Sunday, August 22, 2010

Installing OpenSSH from Source

I've got a cluster of Fedora 9 machines that run Apache web servers. Since they run Apache 2.2, there is no reason to upgrade the OS. Unfortunately, I stumbled on a bug with Fedora 9's implementation of key authentication with OpenSSH. It was apparently fixed in F10, but as is one of the inherent dangers of Fedora not patched in F9. Rather than kluge around with patching the RPM, I decided to install OpenSSH from source.

When you visit the OpenSSH website you want to get the portable source. I downloaded that onto the box and extracted it to /usr/local to create the openssh-5.1p1 sub. Normally the README file explains the compile sequence but in this case I had to get the instructions from the FAQ.

The first few attempts failed until I installed zlib-devel and openssl-devel. Then it was a simple case of the standard:
make; make install
This placed the binary in /usr/local/sbin, but messed up the etc structure.
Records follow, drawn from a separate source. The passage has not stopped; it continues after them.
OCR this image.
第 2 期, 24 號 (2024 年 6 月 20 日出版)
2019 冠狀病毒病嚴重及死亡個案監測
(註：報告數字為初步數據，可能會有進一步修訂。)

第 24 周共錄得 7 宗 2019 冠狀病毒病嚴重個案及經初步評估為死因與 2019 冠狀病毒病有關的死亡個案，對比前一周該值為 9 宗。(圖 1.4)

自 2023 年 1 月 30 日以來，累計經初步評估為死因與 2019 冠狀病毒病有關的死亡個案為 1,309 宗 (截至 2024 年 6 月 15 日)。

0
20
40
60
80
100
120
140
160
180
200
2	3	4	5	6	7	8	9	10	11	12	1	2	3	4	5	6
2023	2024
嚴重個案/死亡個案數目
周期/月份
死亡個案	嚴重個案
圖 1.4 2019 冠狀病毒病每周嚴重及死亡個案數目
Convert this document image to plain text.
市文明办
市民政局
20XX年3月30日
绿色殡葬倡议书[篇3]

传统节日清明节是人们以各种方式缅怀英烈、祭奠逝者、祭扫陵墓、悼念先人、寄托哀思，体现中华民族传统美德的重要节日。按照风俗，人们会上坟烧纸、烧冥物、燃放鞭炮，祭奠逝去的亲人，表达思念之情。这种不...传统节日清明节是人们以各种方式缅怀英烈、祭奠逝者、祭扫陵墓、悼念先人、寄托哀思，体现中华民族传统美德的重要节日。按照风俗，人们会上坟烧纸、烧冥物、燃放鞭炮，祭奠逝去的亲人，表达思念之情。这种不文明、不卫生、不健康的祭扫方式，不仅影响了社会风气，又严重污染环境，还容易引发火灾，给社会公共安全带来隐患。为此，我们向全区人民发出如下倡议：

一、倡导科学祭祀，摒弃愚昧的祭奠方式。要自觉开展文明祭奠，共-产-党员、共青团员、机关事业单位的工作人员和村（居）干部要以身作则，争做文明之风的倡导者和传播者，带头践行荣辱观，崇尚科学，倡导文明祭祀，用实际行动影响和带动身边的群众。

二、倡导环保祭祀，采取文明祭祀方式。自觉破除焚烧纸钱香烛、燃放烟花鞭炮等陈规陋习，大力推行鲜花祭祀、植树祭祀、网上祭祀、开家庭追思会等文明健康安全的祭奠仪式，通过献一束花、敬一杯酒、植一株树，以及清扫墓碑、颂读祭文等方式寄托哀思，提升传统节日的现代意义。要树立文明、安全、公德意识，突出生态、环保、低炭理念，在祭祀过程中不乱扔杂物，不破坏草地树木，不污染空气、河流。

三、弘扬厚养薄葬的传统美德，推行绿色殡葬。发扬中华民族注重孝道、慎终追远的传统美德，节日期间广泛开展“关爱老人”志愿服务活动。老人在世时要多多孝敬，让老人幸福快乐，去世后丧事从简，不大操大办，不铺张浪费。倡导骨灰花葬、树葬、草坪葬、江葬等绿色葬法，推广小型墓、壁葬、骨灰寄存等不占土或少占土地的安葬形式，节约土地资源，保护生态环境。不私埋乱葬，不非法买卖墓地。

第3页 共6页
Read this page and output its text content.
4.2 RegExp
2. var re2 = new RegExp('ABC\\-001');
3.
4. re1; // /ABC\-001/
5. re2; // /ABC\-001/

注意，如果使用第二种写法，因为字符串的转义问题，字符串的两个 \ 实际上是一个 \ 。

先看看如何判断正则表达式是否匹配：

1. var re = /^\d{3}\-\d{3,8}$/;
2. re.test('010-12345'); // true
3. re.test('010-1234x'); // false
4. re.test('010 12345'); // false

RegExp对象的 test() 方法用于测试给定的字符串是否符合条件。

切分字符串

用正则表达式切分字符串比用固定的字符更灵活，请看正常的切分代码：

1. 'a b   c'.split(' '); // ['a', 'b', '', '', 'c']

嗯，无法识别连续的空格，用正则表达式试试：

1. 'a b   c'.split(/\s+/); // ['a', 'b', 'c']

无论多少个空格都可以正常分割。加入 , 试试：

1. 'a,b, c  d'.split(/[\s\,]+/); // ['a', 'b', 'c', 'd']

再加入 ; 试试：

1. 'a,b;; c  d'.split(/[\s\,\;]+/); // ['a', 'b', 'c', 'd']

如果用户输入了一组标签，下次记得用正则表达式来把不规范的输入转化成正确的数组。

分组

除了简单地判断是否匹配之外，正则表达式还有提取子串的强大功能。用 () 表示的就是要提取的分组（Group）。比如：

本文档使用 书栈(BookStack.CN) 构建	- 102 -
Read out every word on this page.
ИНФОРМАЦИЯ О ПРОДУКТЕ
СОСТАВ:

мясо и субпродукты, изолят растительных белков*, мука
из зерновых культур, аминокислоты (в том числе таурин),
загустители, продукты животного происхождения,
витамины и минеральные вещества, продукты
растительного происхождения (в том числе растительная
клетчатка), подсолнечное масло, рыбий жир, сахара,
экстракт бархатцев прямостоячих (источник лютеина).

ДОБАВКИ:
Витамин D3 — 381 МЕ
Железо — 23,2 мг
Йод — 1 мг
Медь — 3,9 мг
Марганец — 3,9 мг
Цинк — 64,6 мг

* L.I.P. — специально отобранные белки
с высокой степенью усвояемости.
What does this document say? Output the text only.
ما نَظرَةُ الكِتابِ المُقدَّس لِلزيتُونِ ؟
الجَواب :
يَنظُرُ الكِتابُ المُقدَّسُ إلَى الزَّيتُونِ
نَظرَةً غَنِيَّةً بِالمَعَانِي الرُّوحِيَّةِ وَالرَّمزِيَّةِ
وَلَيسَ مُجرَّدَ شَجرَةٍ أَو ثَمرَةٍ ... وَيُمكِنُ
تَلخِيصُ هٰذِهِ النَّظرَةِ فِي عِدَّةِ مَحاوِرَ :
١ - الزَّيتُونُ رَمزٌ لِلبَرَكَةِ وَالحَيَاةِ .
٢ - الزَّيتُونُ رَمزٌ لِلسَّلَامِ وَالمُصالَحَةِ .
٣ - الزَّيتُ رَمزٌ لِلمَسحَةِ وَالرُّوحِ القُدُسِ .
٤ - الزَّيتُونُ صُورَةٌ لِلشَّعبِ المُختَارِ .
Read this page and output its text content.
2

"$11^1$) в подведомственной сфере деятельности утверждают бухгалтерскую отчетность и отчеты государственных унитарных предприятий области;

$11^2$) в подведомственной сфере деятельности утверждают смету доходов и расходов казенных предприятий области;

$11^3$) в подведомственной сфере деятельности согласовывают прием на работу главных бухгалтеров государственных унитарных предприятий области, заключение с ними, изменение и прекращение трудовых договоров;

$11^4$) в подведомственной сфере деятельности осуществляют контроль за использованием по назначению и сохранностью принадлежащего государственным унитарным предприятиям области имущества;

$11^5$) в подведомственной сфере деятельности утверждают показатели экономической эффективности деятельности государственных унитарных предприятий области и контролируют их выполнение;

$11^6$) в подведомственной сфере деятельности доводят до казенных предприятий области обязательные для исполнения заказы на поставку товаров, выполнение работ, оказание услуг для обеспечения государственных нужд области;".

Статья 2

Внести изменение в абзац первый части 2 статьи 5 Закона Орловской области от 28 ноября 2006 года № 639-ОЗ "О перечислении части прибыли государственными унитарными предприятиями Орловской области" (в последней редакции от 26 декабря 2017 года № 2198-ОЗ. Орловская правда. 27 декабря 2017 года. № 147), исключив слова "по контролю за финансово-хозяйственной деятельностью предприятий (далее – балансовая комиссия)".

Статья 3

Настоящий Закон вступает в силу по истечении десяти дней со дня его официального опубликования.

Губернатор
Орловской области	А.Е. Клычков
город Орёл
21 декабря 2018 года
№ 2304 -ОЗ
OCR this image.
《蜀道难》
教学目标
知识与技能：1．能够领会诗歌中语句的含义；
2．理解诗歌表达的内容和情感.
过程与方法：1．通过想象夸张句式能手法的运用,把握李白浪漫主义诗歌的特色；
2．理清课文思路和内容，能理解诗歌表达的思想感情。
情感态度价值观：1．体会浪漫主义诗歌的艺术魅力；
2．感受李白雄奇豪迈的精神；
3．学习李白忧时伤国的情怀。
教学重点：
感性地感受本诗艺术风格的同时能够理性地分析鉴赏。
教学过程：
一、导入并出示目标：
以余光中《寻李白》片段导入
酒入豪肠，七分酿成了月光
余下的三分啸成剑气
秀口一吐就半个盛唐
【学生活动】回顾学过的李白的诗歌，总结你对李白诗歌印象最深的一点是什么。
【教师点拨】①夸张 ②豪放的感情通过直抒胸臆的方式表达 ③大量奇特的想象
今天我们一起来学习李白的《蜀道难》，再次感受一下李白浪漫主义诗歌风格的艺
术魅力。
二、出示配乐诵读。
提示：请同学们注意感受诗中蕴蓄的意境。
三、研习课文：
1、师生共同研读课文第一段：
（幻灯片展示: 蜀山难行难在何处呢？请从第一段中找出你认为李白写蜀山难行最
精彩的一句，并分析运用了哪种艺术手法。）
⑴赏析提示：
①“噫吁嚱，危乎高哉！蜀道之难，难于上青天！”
All the config files were in etc and not a sub, so I created /usr/local/etc/openssh and moved all the files into the sub. This required an update to the sshd_config, however. I had to edit he HostKey parameters to include the sub in the path.

To test, we execute:
/usr/local/sbin/sshd -Dd \
  -f /usr/local/etc/openssh/sshd_config
Connect from remote. Test the keys. Bug gone. All good.

Now to symlink everything
cd /etc/
mv ssh ssh-redhat
ln -s /usr/local/etc/openssh ssh-openssh
ln-s ssh-openssh ssh
ls -ld ssh*
cd /etc/init.d
cp sshd sshd-openssh
mv sshd sshd-redhat
ln -s sshd-openssh sshd
This gives us a SysV startup script that points to the correct config files, but the wrong binaries. We need to change all the /usr/ entries to /usr/local/:
sed -i "s~/usr/~/usr/local/~" sshd-openssh
(There's actually only two lines, and the first shouldn't count.)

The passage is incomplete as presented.